Frank "Big Boy" Goudie (September 13, 1899 – January 9, 1964) was an American jazz tenor saxophonist and clarinetist.

Goudie was born in Youngsville, Louisiana, but raised in New Orleans, where he played cornet in Papa Celestin's Original Tuxedo Band and other groups. As a young man, his great height earned him the nickname "Tree". He played in the Southern United States and Mexico through the first half of the 1920s, then moved to Europe, settling in France in 1925 and switching to reeds. While in Europe he played with Benny Peyton, Louis Mitchell, Sam Wooding, Noble Sissle, Freddy Johnson, Bill Coleman (1937), and Willie Lewis (1935-38).
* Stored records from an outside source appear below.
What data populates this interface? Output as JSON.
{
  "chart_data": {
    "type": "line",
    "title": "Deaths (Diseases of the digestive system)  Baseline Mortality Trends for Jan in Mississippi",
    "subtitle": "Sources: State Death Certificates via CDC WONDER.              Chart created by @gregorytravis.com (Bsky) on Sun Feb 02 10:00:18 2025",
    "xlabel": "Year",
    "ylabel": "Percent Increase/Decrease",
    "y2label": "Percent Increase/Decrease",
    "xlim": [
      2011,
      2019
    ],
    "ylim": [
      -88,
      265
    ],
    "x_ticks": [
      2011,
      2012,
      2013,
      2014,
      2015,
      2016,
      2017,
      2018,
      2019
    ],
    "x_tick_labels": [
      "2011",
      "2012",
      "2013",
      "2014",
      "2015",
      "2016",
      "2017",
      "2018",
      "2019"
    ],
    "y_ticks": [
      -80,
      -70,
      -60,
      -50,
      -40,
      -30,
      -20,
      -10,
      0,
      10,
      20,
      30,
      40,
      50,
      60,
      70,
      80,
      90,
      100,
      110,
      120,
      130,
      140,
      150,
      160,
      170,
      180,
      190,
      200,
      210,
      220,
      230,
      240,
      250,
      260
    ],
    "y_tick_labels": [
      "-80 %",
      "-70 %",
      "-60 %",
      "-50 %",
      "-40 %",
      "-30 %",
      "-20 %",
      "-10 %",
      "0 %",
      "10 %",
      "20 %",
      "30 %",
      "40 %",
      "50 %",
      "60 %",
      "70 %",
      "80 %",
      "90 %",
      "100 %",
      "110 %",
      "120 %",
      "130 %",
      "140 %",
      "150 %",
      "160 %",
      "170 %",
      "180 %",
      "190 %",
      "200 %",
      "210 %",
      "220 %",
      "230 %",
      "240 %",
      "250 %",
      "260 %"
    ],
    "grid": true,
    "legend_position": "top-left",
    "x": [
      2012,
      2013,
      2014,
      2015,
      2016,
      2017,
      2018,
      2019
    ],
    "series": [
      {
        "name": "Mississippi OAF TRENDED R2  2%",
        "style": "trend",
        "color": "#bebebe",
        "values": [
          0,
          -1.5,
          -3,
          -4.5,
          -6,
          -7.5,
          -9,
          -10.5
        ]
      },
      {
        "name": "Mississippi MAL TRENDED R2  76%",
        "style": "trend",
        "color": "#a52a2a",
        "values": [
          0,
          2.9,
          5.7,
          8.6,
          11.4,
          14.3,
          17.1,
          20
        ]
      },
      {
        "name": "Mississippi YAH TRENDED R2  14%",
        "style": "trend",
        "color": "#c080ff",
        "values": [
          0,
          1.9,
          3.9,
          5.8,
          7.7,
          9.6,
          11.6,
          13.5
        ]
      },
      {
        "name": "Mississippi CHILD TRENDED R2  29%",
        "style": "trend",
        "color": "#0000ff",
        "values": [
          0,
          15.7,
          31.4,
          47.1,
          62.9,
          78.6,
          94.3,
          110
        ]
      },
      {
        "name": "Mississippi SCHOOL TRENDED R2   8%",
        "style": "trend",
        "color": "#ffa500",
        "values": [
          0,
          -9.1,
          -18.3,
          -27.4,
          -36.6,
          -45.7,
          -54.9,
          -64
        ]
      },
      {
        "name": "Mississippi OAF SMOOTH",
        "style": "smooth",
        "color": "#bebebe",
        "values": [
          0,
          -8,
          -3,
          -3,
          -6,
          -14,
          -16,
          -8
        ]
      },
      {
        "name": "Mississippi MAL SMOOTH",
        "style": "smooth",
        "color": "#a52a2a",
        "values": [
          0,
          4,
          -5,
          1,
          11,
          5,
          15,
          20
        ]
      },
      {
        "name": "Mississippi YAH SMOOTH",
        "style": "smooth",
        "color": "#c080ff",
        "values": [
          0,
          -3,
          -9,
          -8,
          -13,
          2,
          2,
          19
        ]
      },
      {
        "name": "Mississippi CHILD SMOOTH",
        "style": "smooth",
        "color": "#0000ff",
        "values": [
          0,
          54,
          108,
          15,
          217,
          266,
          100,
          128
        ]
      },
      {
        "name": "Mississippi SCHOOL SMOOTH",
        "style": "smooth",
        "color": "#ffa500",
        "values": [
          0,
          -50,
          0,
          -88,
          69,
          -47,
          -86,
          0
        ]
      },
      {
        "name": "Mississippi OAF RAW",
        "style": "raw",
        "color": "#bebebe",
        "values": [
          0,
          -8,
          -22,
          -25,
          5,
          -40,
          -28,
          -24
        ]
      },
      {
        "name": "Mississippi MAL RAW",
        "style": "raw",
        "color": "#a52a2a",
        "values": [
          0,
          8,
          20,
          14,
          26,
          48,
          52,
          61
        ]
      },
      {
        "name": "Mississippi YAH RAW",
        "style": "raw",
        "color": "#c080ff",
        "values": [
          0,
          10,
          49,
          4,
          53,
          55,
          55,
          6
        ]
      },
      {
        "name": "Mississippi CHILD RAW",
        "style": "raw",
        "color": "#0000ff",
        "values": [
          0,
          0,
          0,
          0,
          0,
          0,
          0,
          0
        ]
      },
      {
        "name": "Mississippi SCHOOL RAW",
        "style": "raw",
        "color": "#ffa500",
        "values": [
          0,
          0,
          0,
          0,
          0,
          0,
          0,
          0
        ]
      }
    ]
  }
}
Goudie played often and recorded with Django Reinhardt, the Gypsy guitar wizard; at times the two of them would play at a back table in some café late at night, "real soft, just for ourselves". In Europe he carried a wicker suitcase full of upholstery tools with which to augment his income and another case full of pots and pans. He left Paris shortly after the outbreak of World War II and lived in South America during the war, playing with his own small groups there.

In 1946 he moved back to France, playing there with Arthur Briggs, Harry Cooper and Coleman again (1949-51). Between 1951 and 1956 he led his own group in Berlin, after which he returned to the United States. Late in his life he played clarinet with Marty Marsala and Earl Hines. He finished his career in San Francisco, where he was a valued fixture at weekly big band jam sessions with Burt Bales at Pier 23. He died in San Francisco, aged 64.